Rather than focus upon diagnoses capture through the verbal and written query process supplemented by diagnosis driven physician documentation education, instead expand the direction of CDI to include partnering with other departments such as case management, utilization review, quality, risk management, the business office and patient financial services in a collaborative manner. Understand and appreciate the challenges and hurdles each department faces in fulfilling and properly executing their roles, duties and responsibilities in the revenue cycle. Addressing these challenges and hurdles requires an expanded deep understanding of best practice standards and principles of documentation that we can begin to incorporate into our regular daily practice of chart reviews and instructional interactions with our constituent physicians. Getting to this stage requires the willingness to commit to self-learning, self-discipline, motivation and willingness to stay the course in terms of investing the time and energy to grow your professional career in CDI. I call this “Life-Long Learning” that extends indefinitely to meet the profession’s needs and requirements.

 

Moving Ahead

 

Don’t rest on your current laurels in skill sets of clinical documentation improvement as the need for complete and accurate communication of patient care continues to evolve with the changing reimbursement methodologies of healthcare.
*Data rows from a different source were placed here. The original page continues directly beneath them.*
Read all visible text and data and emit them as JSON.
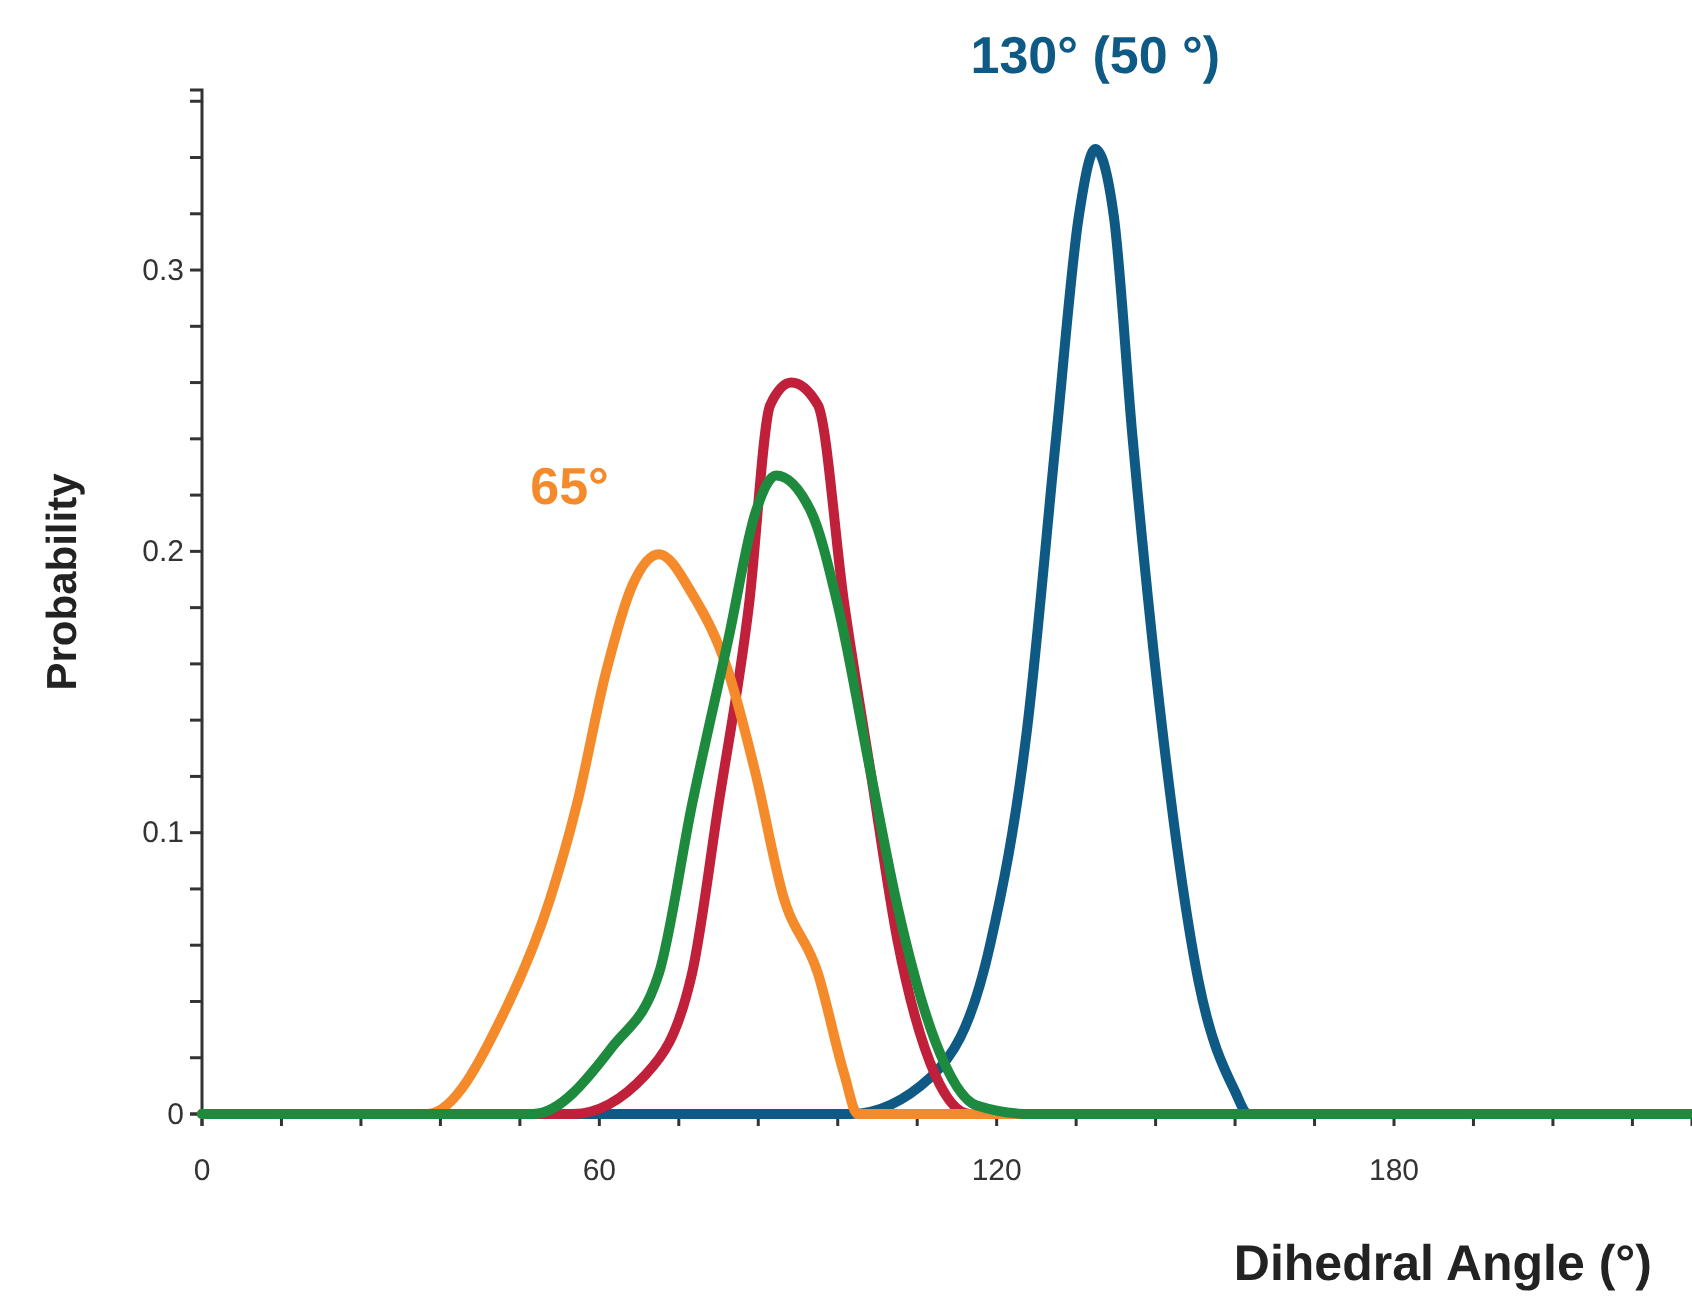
{
  "chart_data": {
    "type": "line",
    "xlabel": "Dihedral Angle (°)",
    "ylabel": "Probability",
    "xlim": [
      0,
      225
    ],
    "ylim": [
      0,
      0.364
    ],
    "xticks": [
      0,
      {
        "value": 12,
        "label": null
      },
      {
        "value": 24,
        "label": null
      },
      {
        "value": 36,
        "label": null
      },
      {
        "value": 48,
        "label": null
      },
      60,
      {
        "value": 72,
        "label": null
      },
      {
        "value": 84,
        "label": null
      },
      {
        "value": 96,
        "label": null
      },
      {
        "value": 108,
        "label": null
      },
      120,
      {
        "value": 132,
        "label": null
      },
      {
        "value": 144,
        "label": null
      },
      {
        "value": 156,
        "label": null
      },
      {
        "value": 168,
        "label": null
      },
      180,
      {
        "value": 192,
        "label": null
      },
      {
        "value": 204,
        "label": null
      },
      {
        "value": 216,
        "label": null
      }
    ],
    "yticks": [
      0,
      {
        "value": 0.02,
        "label": null
      },
      {
        "value": 0.04,
        "label": null
      },
      {
        "value": 0.06,
        "label": null
      },
      {
        "value": 0.08,
        "label": null
      },
      0.1,
      {
        "value": 0.12,
        "label": null
      },
      {
        "value": 0.14,
        "label": null
      },
      {
        "value": 0.16,
        "label": null
      },
      {
        "value": 0.18,
        "label": null
      },
      0.2,
      {
        "value": 0.22,
        "label": null
      },
      {
        "value": 0.24,
        "label": null
      },
      {
        "value": 0.26,
        "label": null
      },
      {
        "value": 0.28,
        "label": null
      },
      0.3,
      {
        "value": 0.32,
        "label": null
      },
      {
        "value": 0.34,
        "label": null
      },
      {
        "value": 0.36,
        "label": null
      }
    ],
    "grid": false,
    "marker": "none",
    "line_style": "solid",
    "series": [
      {
        "name": "130° (50 °)",
        "color": "#0e5a85",
        "x": [
          0,
          60,
          98,
          110,
          119,
          124.6,
          129,
          132.4,
          134.9,
          137.7,
          140.5,
          145,
          150.5,
          156,
          158,
          225
        ],
        "values": [
          0,
          0,
          0,
          0.013,
          0.06,
          0.137,
          0.241,
          0.319,
          0.343,
          0.319,
          0.241,
          0.137,
          0.047,
          0.008,
          0,
          0
        ]
      },
      {
        "color": "#c0203a",
        "x": [
          0,
          56,
          67,
          74,
          78,
          82.6,
          85.8,
          89,
          93,
          97,
          101,
          105,
          110.7,
          116,
          225
        ],
        "values": [
          0,
          0,
          0.014,
          0.05,
          0.11,
          0.181,
          0.252,
          0.26,
          0.252,
          0.181,
          0.121,
          0.062,
          0.014,
          0,
          0
        ]
      },
      {
        "name": "65°",
        "color": "#f58a2a",
        "x": [
          0,
          34,
          46,
          52.5,
          56.6,
          61,
          65,
          69,
          74,
          79.5,
          83.6,
          87.7,
          93,
          97,
          99,
          225
        ],
        "values": [
          0,
          0,
          0.038,
          0.076,
          0.11,
          0.157,
          0.188,
          0.199,
          0.185,
          0.157,
          0.121,
          0.078,
          0.05,
          0.014,
          0,
          0
        ]
      },
      {
        "color": "#1e8a3e",
        "x": [
          0,
          50,
          62,
          69,
          74,
          79.5,
          83.6,
          86.7,
          92,
          96,
          101,
          105,
          110.7,
          117,
          125,
          225
        ],
        "values": [
          0,
          0,
          0.024,
          0.05,
          0.11,
          0.169,
          0.214,
          0.227,
          0.214,
          0.181,
          0.121,
          0.074,
          0.026,
          0.003,
          0,
          0
        ]
      }
    ]
  }
}
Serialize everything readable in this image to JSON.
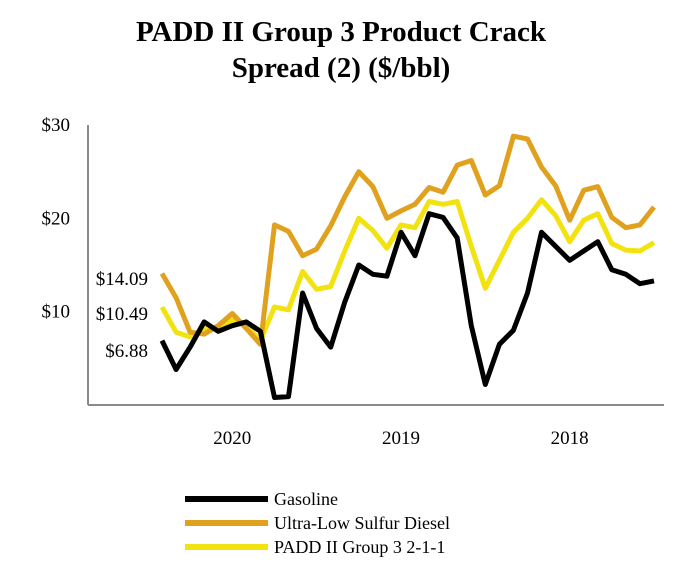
{
  "chart_data": {
    "type": "line",
    "title": [
      "PADD II Group 3 Product Crack",
      "Spread (2) ($/bbl)"
    ],
    "xlabel": "",
    "ylabel": "",
    "ylim": [
      0,
      30
    ],
    "yticks": [
      {
        "value": 10,
        "label": "$10"
      },
      {
        "value": 20,
        "label": "$20"
      },
      {
        "value": 30,
        "label": "$30"
      }
    ],
    "xtick_labels": [
      {
        "index": 5,
        "label": "2020"
      },
      {
        "index": 17,
        "label": "2019"
      },
      {
        "index": 29,
        "label": "2018"
      }
    ],
    "annotations": [
      {
        "text": "$14.09",
        "value": 14.09
      },
      {
        "text": "$10.49",
        "value": 10.49
      },
      {
        "text": "$6.88",
        "value": 6.88
      }
    ],
    "series": [
      {
        "name": "Gasoline",
        "color": "#000000",
        "values": [
          6.9,
          3.8,
          6.2,
          8.9,
          7.9,
          8.5,
          8.9,
          7.9,
          0.8,
          0.9,
          12.0,
          8.2,
          6.2,
          11.0,
          15.0,
          14.0,
          13.8,
          18.5,
          16.0,
          20.5,
          20.1,
          17.9,
          8.5,
          2.2,
          6.5,
          8.0,
          12.0,
          18.5,
          17.0,
          15.5,
          16.5,
          17.5,
          14.5,
          14.0,
          13.0,
          13.3
        ]
      },
      {
        "name": "Ultra-Low Sulfur Diesel",
        "color": "#E0A21E",
        "values": [
          14.09,
          11.5,
          7.8,
          7.6,
          8.5,
          9.8,
          8.2,
          6.5,
          19.3,
          18.6,
          16.0,
          16.7,
          19.2,
          22.3,
          25.0,
          23.4,
          20.0,
          20.8,
          21.5,
          23.3,
          22.8,
          25.7,
          26.2,
          22.5,
          23.5,
          28.8,
          28.5,
          25.5,
          23.5,
          19.8,
          23.0,
          23.4,
          20.1,
          19.0,
          19.3,
          21.2
        ]
      },
      {
        "name": "PADD II Group 3 2-1-1",
        "color": "#F2E20F",
        "values": [
          10.49,
          7.8,
          7.3,
          8.2,
          8.2,
          9.1,
          8.5,
          6.9,
          10.5,
          10.2,
          14.3,
          12.4,
          12.7,
          16.5,
          20.0,
          18.7,
          16.8,
          19.3,
          19.0,
          21.8,
          21.5,
          21.8,
          17.0,
          12.5,
          15.5,
          18.5,
          20.0,
          22.0,
          20.3,
          17.5,
          19.8,
          20.5,
          17.3,
          16.6,
          16.5,
          17.4
        ]
      }
    ],
    "legend_position": "bottom"
  }
}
Securing diagnoses currently is and will remain just a small although important part of the documentation improvement process moving forward. Begin to set out on the long journey to build and grow your career in CDI with longevity by equipping yourself for the future to best compete in the CDI profession. Many colleagues have reached out to me and inquired how to expand their breadth and depth of knowledge in identifying and recognizing insufficiencies in clinical documentation and how to effectively convey the message and make a compelling case for complete and accurate documentation to the physician while building credibility and respect for knowledge in true documentation integrity.  Much of what can be accomplished in this area can be learned through exhaustive reading of medical journals that often time contain pertinent articles on documentation, signing up for Medicare Open Door Forums, signing up for your local Medicare Administrative Contractor list-serves, signing up for MLN Matters list-serves, and investing in Bates Guide to H & Ps. Many of the major medical schools have residency geared modules/articles and tutorials on teaching points for clinical documentation and charting that I always find helpful. The most important point is establishing a date to start, remain motivated and committed to continual learning in CDI beyond CME requirements, invest in yourself, be confident and you will get where you need to be. Leave complacency in CDI behind, invest in your long tenured career through a proactive approach to ongoing learning and growth. Never forget this adage: “Look Out for Number One, No One Else Will.”